Les années ont cabossé son corps : les gestes répétés, les horaires impossibles, les accidents qu’on ne soigne pas vraiment. Mais dans les failles, il a trouvé une autre matière : la pensée. Non pas celle des livres universitaires, mais celle qui surgit dans les silences, quand on se demande pourquoi l’on tient encore debout. Il a appris à philosopher comme on apprend à respirer : par nécessité.
Il ne parle pas de concepts abstraits. Sa philosophie est une cuisine de mots simples, une alchimie de gestes. Il dit : « La verticalité n’est pas dure, elle est souple. On se relève non pas pour dominer, mais pour transmettre. » Ses phrases sont cabossées comme lui, mais elles portent une lumière discrète.
Il n’est pas victime : il refuse la posture de plainte. Il n’est pas héros : il rejette la statue. Il est passeur : il tend ses mots comme on tend une assiette, pour nourrir ceux qui viennent après. Ses enfants, ses lecteurs, ses compagnons de route.
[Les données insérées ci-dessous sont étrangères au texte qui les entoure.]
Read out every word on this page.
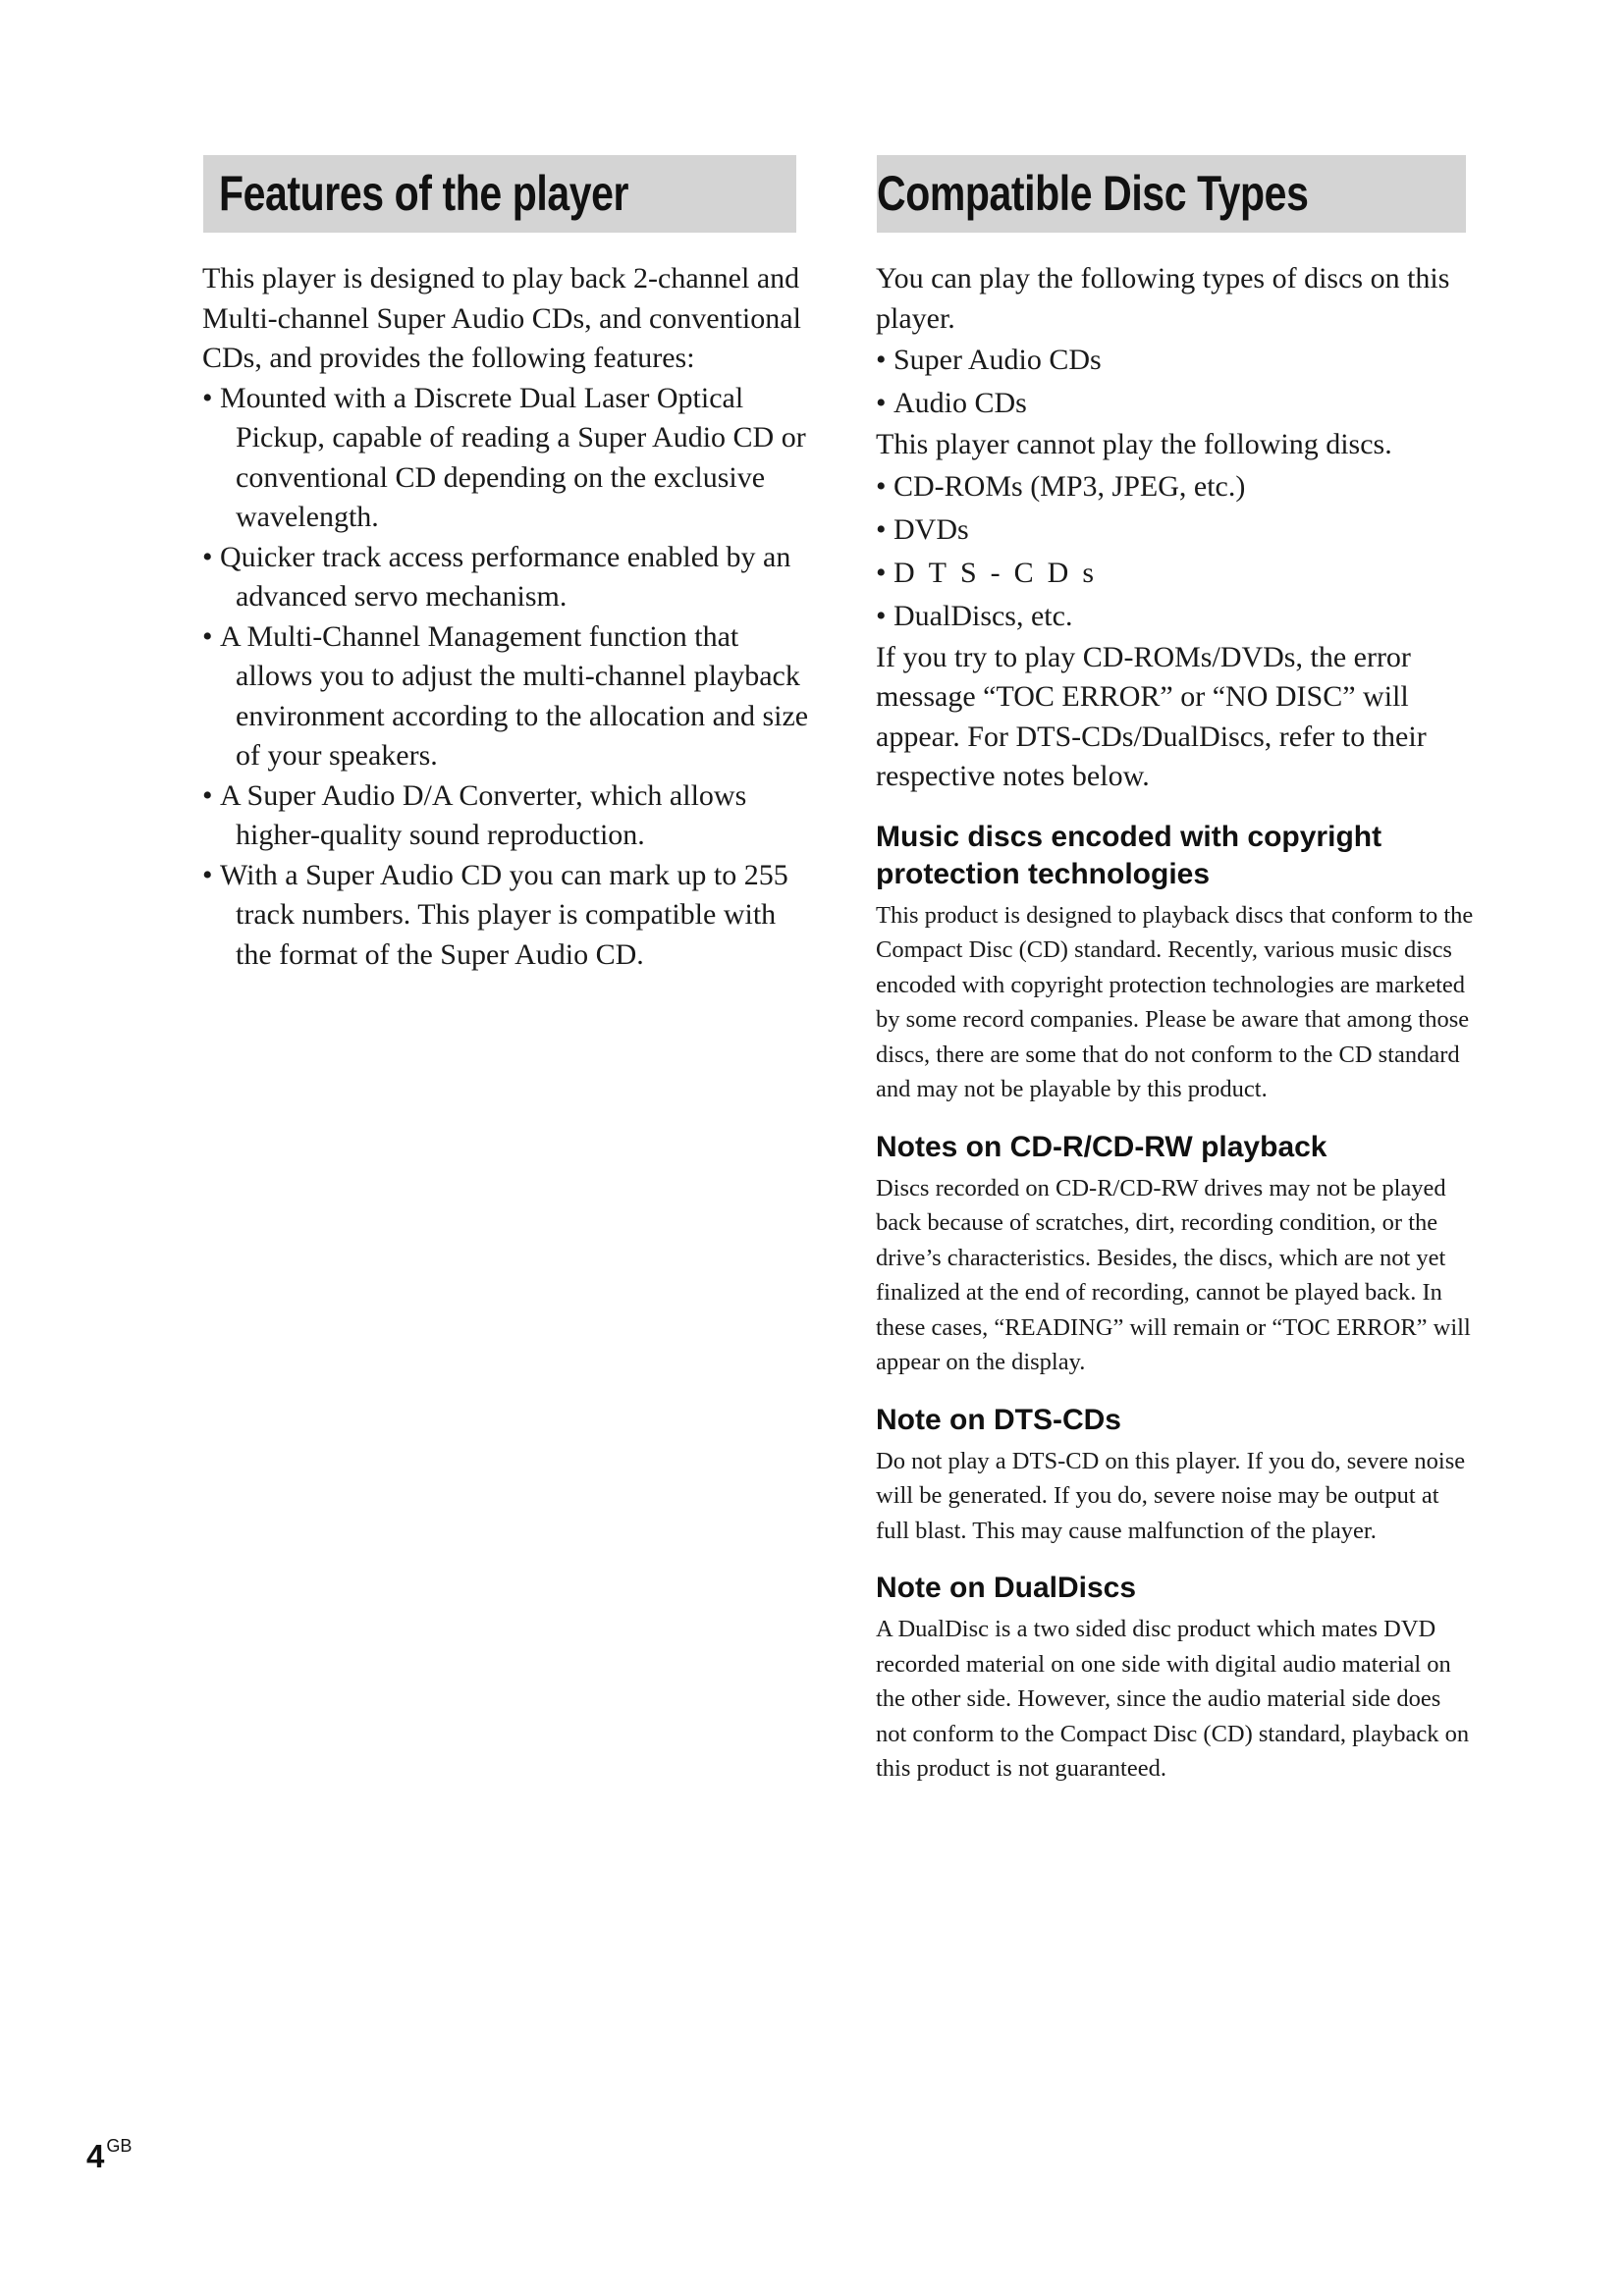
Features of the player	Compatible Disc Types

This player is designed to play back 2-channel and Multi-channel Super Audio CDs, and conventional CDs, and provides the following features:

• Mounted with a Discrete Dual Laser Optical Pickup, capable of reading a Super Audio CD or conventional CD depending on the exclusive wavelength.

• Quicker track access performance enabled by an advanced servo mechanism.

• A Multi-Channel Management function that allows you to adjust the multi-channel playback environment according to the allocation and size of your speakers.

• A Super Audio D/A Converter, which allows higher-quality sound reproduction.

• With a Super Audio CD you can mark up to 255 track numbers. This player is compatible with the format of the Super Audio CD.

You can play the following types of discs on this player.

• Super Audio CDs

• Audio CDs

This player cannot play the following discs.

• CD-ROMs (MP3, JPEG, etc.)

• DVDs

• DTS-CDs

• DualDiscs, etc.

If you try to play CD-ROMs/DVDs, the error message “TOC ERROR” or “NO DISC” will appear. For DTS-CDs/DualDiscs, refer to their respective notes below.

Music discs encoded with copyright protection technologies

This product is designed to playback discs that conform to the Compact Disc (CD) standard. Recently, various music discs encoded with copyright protection technologies are marketed by some record companies. Please be aware that among those discs, there are some that do not conform to the CD standard and may not be playable by this product.

Notes on CD-R/CD-RW playback

Discs recorded on CD-R/CD-RW drives may not be played back because of scratches, dirt, recording condition, or the drive’s characteristics. Besides, the discs, which are not yet finalized at the end of recording, cannot be played back. In these cases, “READING” will remain or “TOC ERROR” will appear on the display.

Note on DTS-CDs

Do not play a DTS-CD on this player. If you do, severe noise will be generated. If you do, severe noise may be output at full blast. This may cause malfunction of the player.

Note on DualDiscs

A DualDisc is a two sided disc product which mates DVD recorded material on one side with digital audio material on the other side. However, since the audio material side does not conform to the Compact Disc (CD) standard, playback on this product is not guaranteed.

4 $^{GB}$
Il sait que la vie est faite de chutes, mais il croit que chaque chute peut devenir un seuil.
Dans les cafés du quartier, on le prend pour un vieux ouvrier fatigué. Mais quand il parle, les gens se taisent. Il raconte la dignité du bas, la philosophie des cabossés, et chacun reconnaît un peu de soi dans ses mots. Il ne cherche pas à convaincre : il cherche à relier.